Step 1: The Problem and the Solution
I have seen the things for sale, and for a hundred bucks, they will sell you essentially a closed box with a power strip in it. I can do that for less than $40. Want to watch?
Step 2: The Initial Materials
Step 3: Cutting the Holes for the Cords
On the second hole, I have a 2 inch hole saw and a 2 inch grommet. Guess what, though. The two inch hole saw is internal diameter, not external. The kerf of the blade makes the hole too big. A little silicone glue and it is fine.

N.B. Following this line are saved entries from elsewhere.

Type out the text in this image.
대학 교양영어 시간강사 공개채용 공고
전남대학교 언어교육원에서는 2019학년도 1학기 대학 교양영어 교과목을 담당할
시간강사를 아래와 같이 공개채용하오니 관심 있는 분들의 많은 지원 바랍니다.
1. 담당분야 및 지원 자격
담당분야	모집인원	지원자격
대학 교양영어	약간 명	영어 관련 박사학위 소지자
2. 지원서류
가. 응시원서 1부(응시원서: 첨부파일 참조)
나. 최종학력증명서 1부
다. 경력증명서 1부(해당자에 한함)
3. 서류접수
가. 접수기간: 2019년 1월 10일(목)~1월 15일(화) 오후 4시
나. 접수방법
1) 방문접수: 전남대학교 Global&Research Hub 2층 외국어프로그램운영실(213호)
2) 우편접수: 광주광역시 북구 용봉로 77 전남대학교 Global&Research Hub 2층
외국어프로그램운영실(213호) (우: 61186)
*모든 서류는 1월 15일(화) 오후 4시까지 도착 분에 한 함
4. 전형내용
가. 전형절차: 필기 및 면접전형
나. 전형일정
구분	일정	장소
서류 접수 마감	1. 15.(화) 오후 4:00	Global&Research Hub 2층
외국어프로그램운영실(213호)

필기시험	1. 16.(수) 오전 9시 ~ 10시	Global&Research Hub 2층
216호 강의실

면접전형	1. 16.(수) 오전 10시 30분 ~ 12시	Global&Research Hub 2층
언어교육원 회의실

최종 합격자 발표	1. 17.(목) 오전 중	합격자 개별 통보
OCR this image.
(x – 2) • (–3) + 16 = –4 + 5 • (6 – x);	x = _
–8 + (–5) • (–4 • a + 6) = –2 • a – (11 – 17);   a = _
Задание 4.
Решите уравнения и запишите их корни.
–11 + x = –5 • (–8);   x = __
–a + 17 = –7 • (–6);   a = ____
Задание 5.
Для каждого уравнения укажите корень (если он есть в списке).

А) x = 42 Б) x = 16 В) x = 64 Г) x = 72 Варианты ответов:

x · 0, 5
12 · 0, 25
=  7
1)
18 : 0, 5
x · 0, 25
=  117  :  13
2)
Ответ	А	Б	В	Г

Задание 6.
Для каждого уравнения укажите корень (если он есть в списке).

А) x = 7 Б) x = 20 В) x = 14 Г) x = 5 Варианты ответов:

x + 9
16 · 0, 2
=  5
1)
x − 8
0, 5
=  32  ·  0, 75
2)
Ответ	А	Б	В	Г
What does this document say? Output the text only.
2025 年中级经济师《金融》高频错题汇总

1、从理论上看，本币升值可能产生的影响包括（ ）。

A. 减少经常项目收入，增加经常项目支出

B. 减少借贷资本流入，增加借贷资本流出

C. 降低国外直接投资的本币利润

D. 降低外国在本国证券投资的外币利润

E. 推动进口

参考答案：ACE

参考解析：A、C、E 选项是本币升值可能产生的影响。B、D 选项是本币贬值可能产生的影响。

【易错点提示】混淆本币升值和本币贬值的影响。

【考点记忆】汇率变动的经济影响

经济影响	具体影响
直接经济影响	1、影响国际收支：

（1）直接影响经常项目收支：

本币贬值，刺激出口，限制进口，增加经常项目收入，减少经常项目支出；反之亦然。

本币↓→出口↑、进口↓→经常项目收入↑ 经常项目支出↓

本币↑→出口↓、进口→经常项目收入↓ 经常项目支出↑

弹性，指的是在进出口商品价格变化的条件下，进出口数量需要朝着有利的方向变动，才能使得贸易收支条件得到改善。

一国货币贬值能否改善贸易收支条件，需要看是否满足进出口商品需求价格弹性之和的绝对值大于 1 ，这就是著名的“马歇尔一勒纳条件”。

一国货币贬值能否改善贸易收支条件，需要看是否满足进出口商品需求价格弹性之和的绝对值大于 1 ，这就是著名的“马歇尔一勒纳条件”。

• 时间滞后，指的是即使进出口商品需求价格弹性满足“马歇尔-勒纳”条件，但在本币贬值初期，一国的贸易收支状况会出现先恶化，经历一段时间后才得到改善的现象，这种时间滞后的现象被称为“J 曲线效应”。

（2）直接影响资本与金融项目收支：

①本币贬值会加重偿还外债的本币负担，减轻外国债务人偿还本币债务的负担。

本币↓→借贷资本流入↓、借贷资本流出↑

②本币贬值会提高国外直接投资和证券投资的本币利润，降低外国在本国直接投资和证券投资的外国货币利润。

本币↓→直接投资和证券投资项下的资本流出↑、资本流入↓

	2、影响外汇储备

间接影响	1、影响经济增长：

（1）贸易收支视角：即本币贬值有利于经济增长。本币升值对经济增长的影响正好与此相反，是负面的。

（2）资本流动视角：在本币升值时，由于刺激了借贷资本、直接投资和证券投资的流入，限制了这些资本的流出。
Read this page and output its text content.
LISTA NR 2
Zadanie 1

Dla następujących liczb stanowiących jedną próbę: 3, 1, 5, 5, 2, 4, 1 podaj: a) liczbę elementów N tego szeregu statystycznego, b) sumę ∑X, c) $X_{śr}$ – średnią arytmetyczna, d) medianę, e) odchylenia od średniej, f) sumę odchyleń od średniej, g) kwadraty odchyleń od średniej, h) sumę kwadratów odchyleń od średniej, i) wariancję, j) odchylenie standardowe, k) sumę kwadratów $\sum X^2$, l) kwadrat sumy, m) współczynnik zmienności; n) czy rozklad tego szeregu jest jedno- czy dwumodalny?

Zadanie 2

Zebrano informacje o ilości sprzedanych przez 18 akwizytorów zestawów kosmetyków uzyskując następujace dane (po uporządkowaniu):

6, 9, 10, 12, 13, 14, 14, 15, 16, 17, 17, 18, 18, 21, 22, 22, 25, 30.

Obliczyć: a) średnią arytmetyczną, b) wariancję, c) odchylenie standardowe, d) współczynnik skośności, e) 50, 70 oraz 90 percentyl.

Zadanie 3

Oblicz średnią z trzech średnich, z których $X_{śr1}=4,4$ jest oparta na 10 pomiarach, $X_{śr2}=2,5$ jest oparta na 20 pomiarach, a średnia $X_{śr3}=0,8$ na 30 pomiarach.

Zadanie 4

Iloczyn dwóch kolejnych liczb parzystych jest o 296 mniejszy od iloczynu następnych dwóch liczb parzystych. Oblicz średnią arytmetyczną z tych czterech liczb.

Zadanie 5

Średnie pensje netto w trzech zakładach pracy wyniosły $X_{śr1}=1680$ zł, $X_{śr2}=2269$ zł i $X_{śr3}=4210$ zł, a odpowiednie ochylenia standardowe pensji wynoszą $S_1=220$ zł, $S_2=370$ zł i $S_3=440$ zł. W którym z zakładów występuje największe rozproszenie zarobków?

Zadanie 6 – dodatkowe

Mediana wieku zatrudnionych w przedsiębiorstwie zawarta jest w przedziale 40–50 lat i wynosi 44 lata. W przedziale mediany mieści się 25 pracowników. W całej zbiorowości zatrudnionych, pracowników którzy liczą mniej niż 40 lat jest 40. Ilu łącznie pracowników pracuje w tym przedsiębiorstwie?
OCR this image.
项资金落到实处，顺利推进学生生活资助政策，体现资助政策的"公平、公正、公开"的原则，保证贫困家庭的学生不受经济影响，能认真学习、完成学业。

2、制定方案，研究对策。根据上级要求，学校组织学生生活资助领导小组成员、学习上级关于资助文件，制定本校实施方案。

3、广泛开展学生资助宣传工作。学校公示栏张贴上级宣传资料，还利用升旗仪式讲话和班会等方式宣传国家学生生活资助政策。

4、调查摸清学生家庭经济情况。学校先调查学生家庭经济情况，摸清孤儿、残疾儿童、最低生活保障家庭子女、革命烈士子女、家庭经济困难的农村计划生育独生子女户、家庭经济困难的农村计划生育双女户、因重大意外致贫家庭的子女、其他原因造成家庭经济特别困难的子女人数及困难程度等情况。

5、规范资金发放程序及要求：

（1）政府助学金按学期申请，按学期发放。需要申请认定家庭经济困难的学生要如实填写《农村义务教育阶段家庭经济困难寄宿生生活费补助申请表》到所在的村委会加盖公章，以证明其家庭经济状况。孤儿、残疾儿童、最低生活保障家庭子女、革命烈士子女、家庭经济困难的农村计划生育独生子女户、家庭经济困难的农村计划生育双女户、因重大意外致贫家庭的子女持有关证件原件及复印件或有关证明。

If you notice, I cut down the grommet for the 1.5 inch hole, but not the 2 inch. The 2 inch grommet has a spring inside to flip the little plate it contains over. I didn't want to mess that up.
Step 4: Electrical
I also ended up cutting a little deep on the green, white and black interior wires, so I shrink tube those prior to using a crimped butt connector to attach the wires. Never can be too careful when dealing with electricity, and although the cuts were minor, why risk it.
I then shrink tubed the connections again, and then (not pictured) wrapped the three wires in electrical tape to ensure no snags could occur. Now I plug it in and give it a test! Two yellow lights means all is good in the electrical world.
Step 5: The Finished Product.
I did make sure I purchased a power strip with a low clearance plug. That way it would sit flush against the wall.
I have read where some people are concerned with heat build up. After charging a camera and a cell phone simultaneously, there was not sufficient heat to raise the temperature inside more than 10 degrees over the exterior air temp. Not enough for me to worry about, definitely NOT a fire hazard.
I hope you enjoyed this and build your own!